SaveYourLifes · June 16, 2022, 9:08am

Hello there, I’m quite new to pytorch sorry if it is a simple mistake.
I’m trying to implement transfert learnings on a multilabel language classifier, to to that effectively I want to compute the gradient in steps. I’m using the tutorial at

Transfer Learning for Computer Vision Tutorial — PyTorch Tutorials 2.1.1+cu121 documentation
but I get the error

you can only change requires_grad flags of leaf variables. If you want to use a computed variable in a subgraph that doesn’t require differentiation use var_no_grad = var.detach().

I don’t understand how to use the then detached tensors

def loss_fn(outputs, targets):
    return torch.nn.BCEWithLogitsLoss()(outputs, targets)

optimizer = torch.optim.AdamW(params =  model.parameters(), 
                              lr=LEARNING_RATE, eps = 1e-8, 
                              weight_decay = 0.1)

def trainV2(epoch):
    model.train()
    for _,data in enumerate(training_loader, 0):
        ids = data['ids'].to(device, dtype = torch.long)
        mask = data['mask'].to(device, dtype = torch.long)
        token_type_ids = data['token_type_ids'].to(device, dtype = torch.long)
        targets = data['targets'].to(device, dtype = torch.float)
        
        outputs = model(ids, mask, token_type_ids)

        optimizer.zero_grad()
        loss = loss_fn(outputs, targets)
        if _%5000==0:
            print(f'Epoch: {epoch} , Loss:  {loss.item()}')
        
        loss.backward()
        optimizer.step()

total_steps = TRAIN_BATCH_SIZE * EPOCHS

scheduler = get_linear_schedule_with_warmup(optimizer, 
                                            num_warmup_steps = 0, # Default value in run_glue.py
                                            num_training_steps = total_steps)

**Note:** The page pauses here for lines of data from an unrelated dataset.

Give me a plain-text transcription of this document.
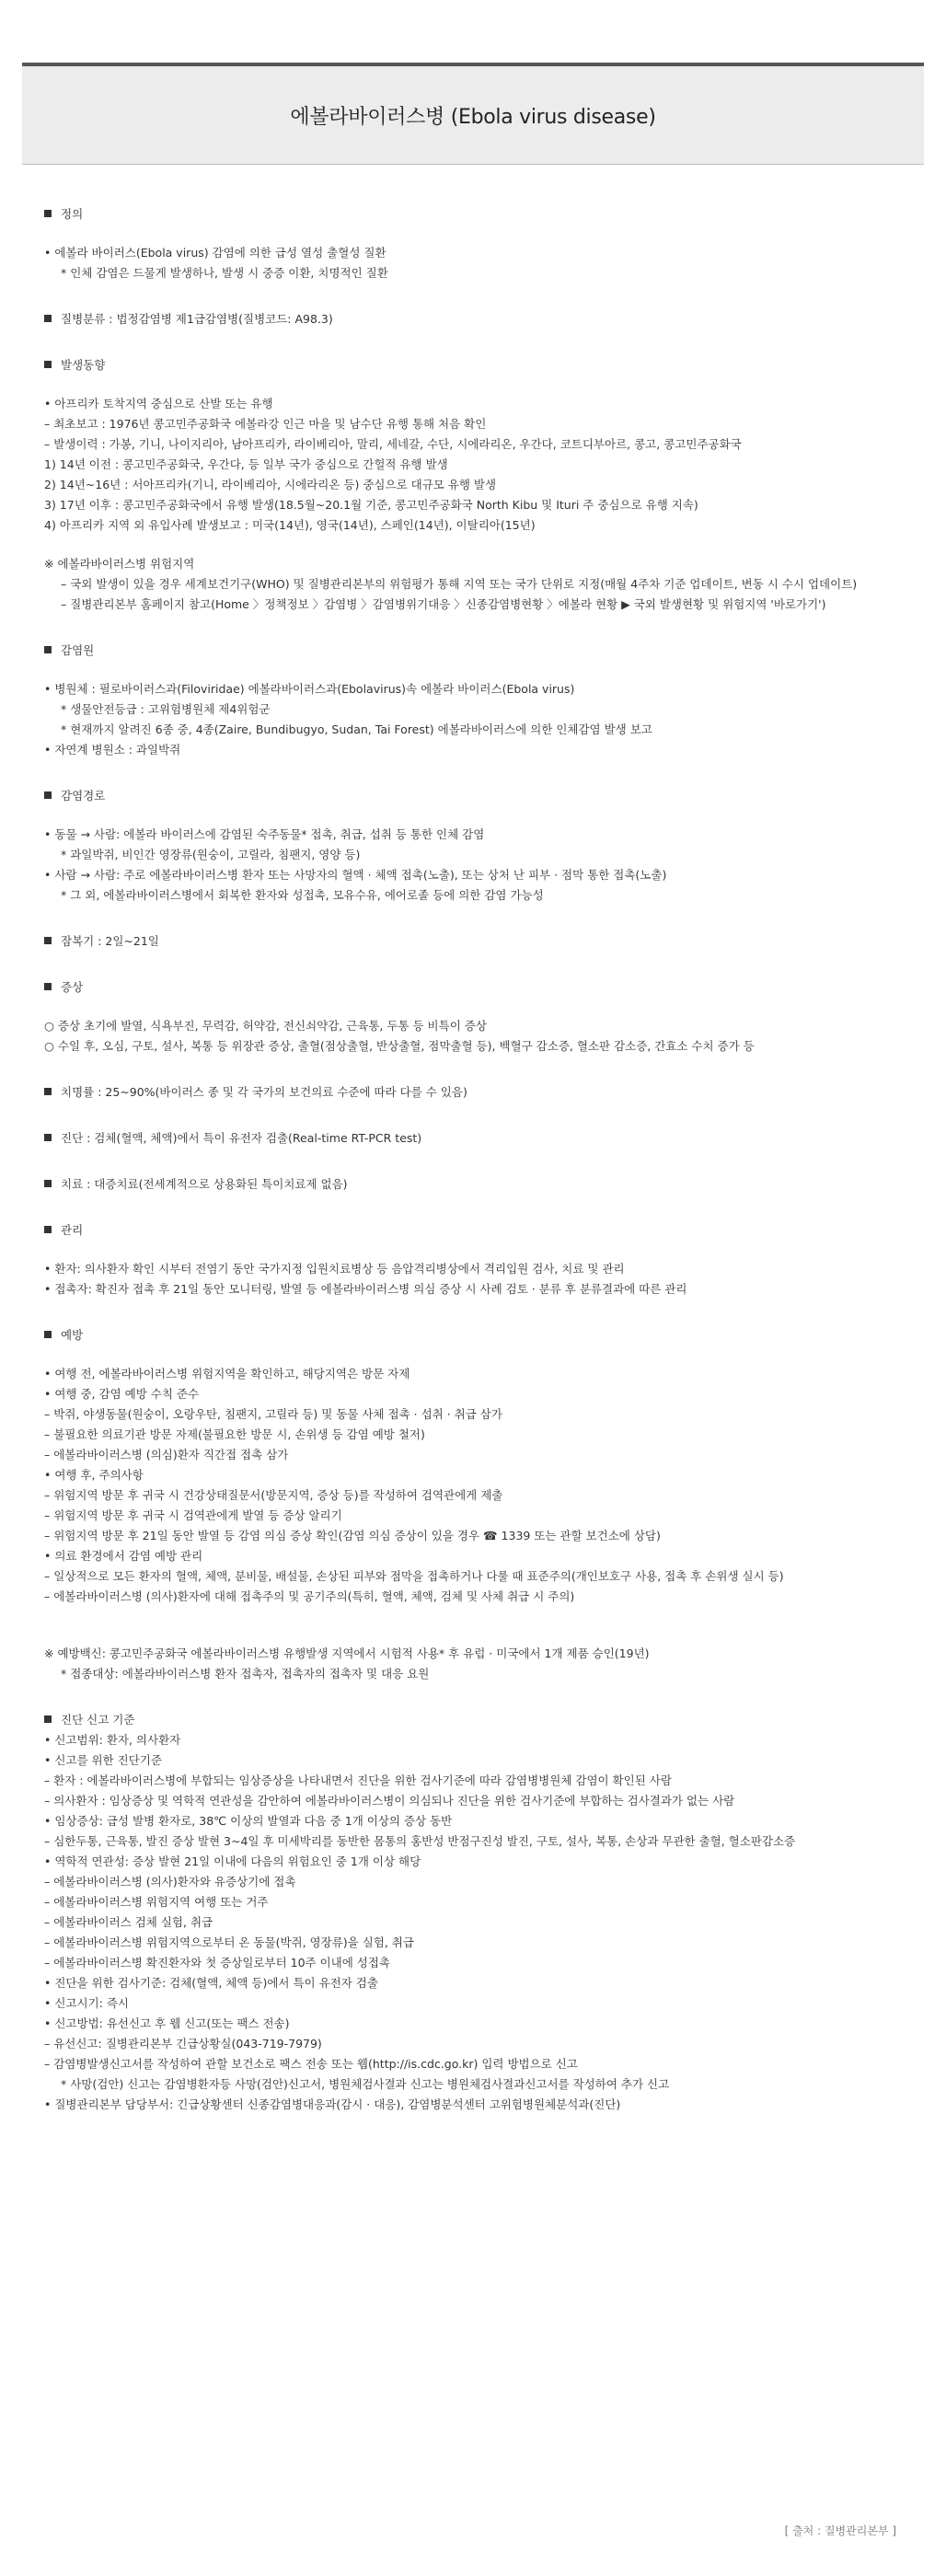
에볼라바이러스병 (Ebola virus disease)
정의
• 에볼라 바이러스(Ebola virus) 감염에 의한 급성 열성 출혈성 질환
* 인체 감염은 드물게 발생하나, 발생 시 중증 이환, 치명적인 질환
질병분류 : 법정감염병 제1급감염병(질병코드: A98.3)
발생동향
• 아프리카 토착지역 중심으로 산발 또는 유행
– 최초보고 : 1976년 콩고민주공화국 에볼라강 인근 마을 및 남수단 유행 통해 처음 확인
– 발생이력 : 가봉, 기니, 나이지리아, 남아프리카, 라이베리아, 말리, 세네갈, 수단, 시에라리온, 우간다, 코트디부아르, 콩고, 콩고민주공화국
1) 14년 이전 : 콩고민주공화국, 우간다, 등 일부 국가 중심으로 간헐적 유행 발생
2) 14년~16년 : 서아프리카(기니, 라이베리아, 시에라리온 등) 중심으로 대규모 유행 발생
3) 17년 이후 : 콩고민주공화국에서 유행 발생(18.5월~20.1월 기준, 콩고민주공화국 North Kibu 및 Ituri 주 중심으로 유행 지속)
4) 아프리카 지역 외 유입사례 발생보고 : 미국(14년), 영국(14년), 스페인(14년), 이탈리아(15년)
※ 에볼라바이러스병 위험지역
– 국외 발생이 있을 경우 세계보건기구(WHO) 및 질병관리본부의 위험평가 통해 지역 또는 국가 단위로 지정(매월 4주차 기준 업데이트, 변동 시 수시 업데이트)
– 질병관리본부 홈페이지 참고(Home 〉정책정보 〉감염병 〉감염병위기대응 〉신종감염병현황 〉에볼라 현황 ▶ 국외 발생현황 및 위험지역 '바로가기')
감염원
• 병원체 : 필로바이러스과(Filoviridae) 에볼라바이러스과(Ebolavirus)속 에볼라 바이러스(Ebola virus)
* 생물안전등급 : 고위험병원체 제4위험군
* 현재까지 알려진 6종 중, 4종(Zaire, Bundibugyo, Sudan, Tai Forest) 에볼라바이러스에 의한 인체감염 발생 보고
• 자연계 병원소 : 과일박쥐
감염경로
• 동물 → 사람: 에볼라 바이러스에 감염된 숙주동물* 접촉, 취급, 섭취 등 통한 인체 감염
* 과일박쥐, 비인간 영장류(원숭이, 고릴라, 침팬지, 영양 등)
• 사람 → 사람: 주로 에볼라바이러스병 환자 또는 사망자의 혈액 · 체액 접촉(노출), 또는 상처 난 피부 · 점막 통한 접촉(노출)
* 그 외, 에볼라바이러스병에서 회복한 환자와 성접촉, 모유수유, 에어로졸 등에 의한 감염 가능성
잠복기 : 2일~21일
증상
○ 증상 초기에 발열, 식욕부진, 무력감, 허약감, 전신쇠약감, 근육통, 두통 등 비특이 증상
○ 수일 후, 오심, 구토, 설사, 복통 등 위장관 증상, 출혈(점상출혈, 반상출혈, 점막출혈 등), 백혈구 감소증, 혈소판 감소증, 간효소 수치 증가 등
치명률 : 25~90%(바이러스 종 및 각 국가의 보건의료 수준에 따라 다를 수 있음)
진단 : 검체(혈액, 체액)에서 특이 유전자 검출(Real-time RT-PCR test)
치료 : 대증치료(전세계적으로 상용화된 특이치료제 없음)
관리
• 환자: 의사환자 확인 시부터 전염기 동안 국가지정 입원치료병상 등 음압격리병상에서 격리입원 검사, 치료 및 관리
• 접촉자: 확진자 접촉 후 21일 동안 모니터링, 발열 등 에볼라바이러스병 의심 증상 시 사례 검토 · 분류 후 분류결과에 따른 관리
예방
• 여행 전, 에볼라바이러스병 위험지역을 확인하고, 해당지역은 방문 자제
• 여행 중, 감염 예방 수칙 준수
– 박쥐, 야생동물(원숭이, 오랑우탄, 침팬지, 고릴라 등) 및 동물 사체 접촉 · 섭취 · 취급 삼가
– 불필요한 의료기관 방문 자제(불필요한 방문 시, 손위생 등 감염 예방 철저)
– 에볼라바이러스병 (의심)환자 직간접 접촉 삼가
• 여행 후, 주의사항
– 위험지역 방문 후 귀국 시 건강상태질문서(방문지역, 증상 등)를 작성하여 검역관에게 제출
– 위험지역 방문 후 귀국 시 검역관에게 발열 등 증상 알리기
– 위험지역 방문 후 21일 동안 발열 등 감염 의심 증상 확인(감염 의심 증상이 있을 경우 ☎ 1339 또는 관할 보건소에 상담)
• 의료 환경에서 감염 예방 관리
– 일상적으로 모든 환자의 혈액, 체액, 분비물, 배설물, 손상된 피부와 점막을 접촉하거나 다룰 때 표준주의(개인보호구 사용, 접촉 후 손위생 실시 등)
– 에볼라바이러스병 (의사)환자에 대해 접촉주의 및 공기주의(특히, 혈액, 체액, 검체 및 사체 취급 시 주의)
※ 예방백신: 콩고민주공화국 에볼라바이러스병 유행발생 지역에서 시험적 사용* 후 유럽 · 미국에서 1개 제품 승인(19년)
* 접종대상: 에볼라바이러스병 환자 접촉자, 접촉자의 접촉자 및 대응 요원
진단 신고 기준
• 신고범위: 환자, 의사환자
• 신고를 위한 진단기준
– 환자 : 에볼라바이러스병에 부합되는 임상증상을 나타내면서 진단을 위한 검사기준에 따라 감염병병원체 감염이 확인된 사람
– 의사환자 : 임상증상 및 역학적 연관성을 감안하여 에볼라바이러스병이 의심되나 진단을 위한 검사기준에 부합하는 검사결과가 없는 사람
• 임상증상: 급성 발병 환자로, 38℃ 이상의 발열과 다음 중 1개 이상의 증상 동반
– 심한두통, 근육통, 발진 증상 발현 3~4일 후 미세박리를 동반한 몸통의 홍반성 반점구진성 발진, 구토, 설사, 복통, 손상과 무관한 출혈, 혈소판감소증
• 역학적 연관성: 증상 발현 21일 이내에 다음의 위험요인 중 1개 이상 해당
– 에볼라바이러스병 (의사)환자와 유증상기에 접촉
– 에볼라바이러스병 위험지역 여행 또는 거주
– 에볼라바이러스 검체 실험, 취급
– 에볼라바이러스병 위험지역으로부터 온 동물(박쥐, 영장류)을 실험, 취급
– 에볼라바이러스병 확진환자와 첫 증상일로부터 10주 이내에 성접촉
• 진단을 위한 검사기준: 검체(혈액, 체액 등)에서 특이 유전자 검출
• 신고시기: 즉시
• 신고방법: 유선신고 후 웹 신고(또는 팩스 전송)
– 유선신고: 질병관리본부 긴급상황실(043-719-7979)
– 감염병발생신고서를 작성하여 관할 보건소로 팩스 전송 또는 웹(http://is.cdc.go.kr) 입력 방법으로 신고
* 사망(검안) 신고는 감염병환자등 사망(검안)신고서, 병원체검사결과 신고는 병원체검사결과신고서를 작성하여 추가 신고
• 질병관리본부 담당부서: 긴급상황센터 신종감염병대응과(감시 · 대응), 감염병분석센터 고위험병원체분석과(진단)
[ 출처 : 질병관리본부 ]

parameters = [param for param in model.parameters()]

for param in parameters:
    param.requires_grad = True

def trainSchedule(optimizer, scheduler):
        
    model.train()
    
    parameters = [param for param in model.parameters()]
    
    for param in parameters[-1][:
        param.requires_grad = False
    lr = 1e-1
    #self.learner.fit_one_cycle(1, lr, moms = (0.8, 0.7), wd = 0.1)    
    scheduler = torch.optim.lr_scheduler.OneCycleLR(optimizer = optimizer, 
                                                    epochs = 1, 
                                                    steps_per_epoch = len(training_loader), 
                                                    max_lr = lr, 
                                                    base_momentum = 0.7,
                                                    max_momentum = 0.8)

---------------------------------------------------------------------------
RuntimeError                              Traceback (most recent call last)
Input In [18], in <cell line: 1>()
----> 1 trainSchedule(optimizer, scheduler)

Input In [17], in trainSchedule(optimizer, scheduler)
     16 parameters = [param for param in model.parameters()]
     18 for param in parameters[-1]:
---> 19     param.requires_grad = False
     20 lr = 1e-1
     21 #self.learner.fit_one_cycle(1, lr, moms = (0.8, 0.7), wd = 0.1)    

RuntimeError: you can only change requires_grad flags of leaf variables. If you want to use a computed variable in a subgraph that doesn't require differentiation use var_no_grad = var.detach().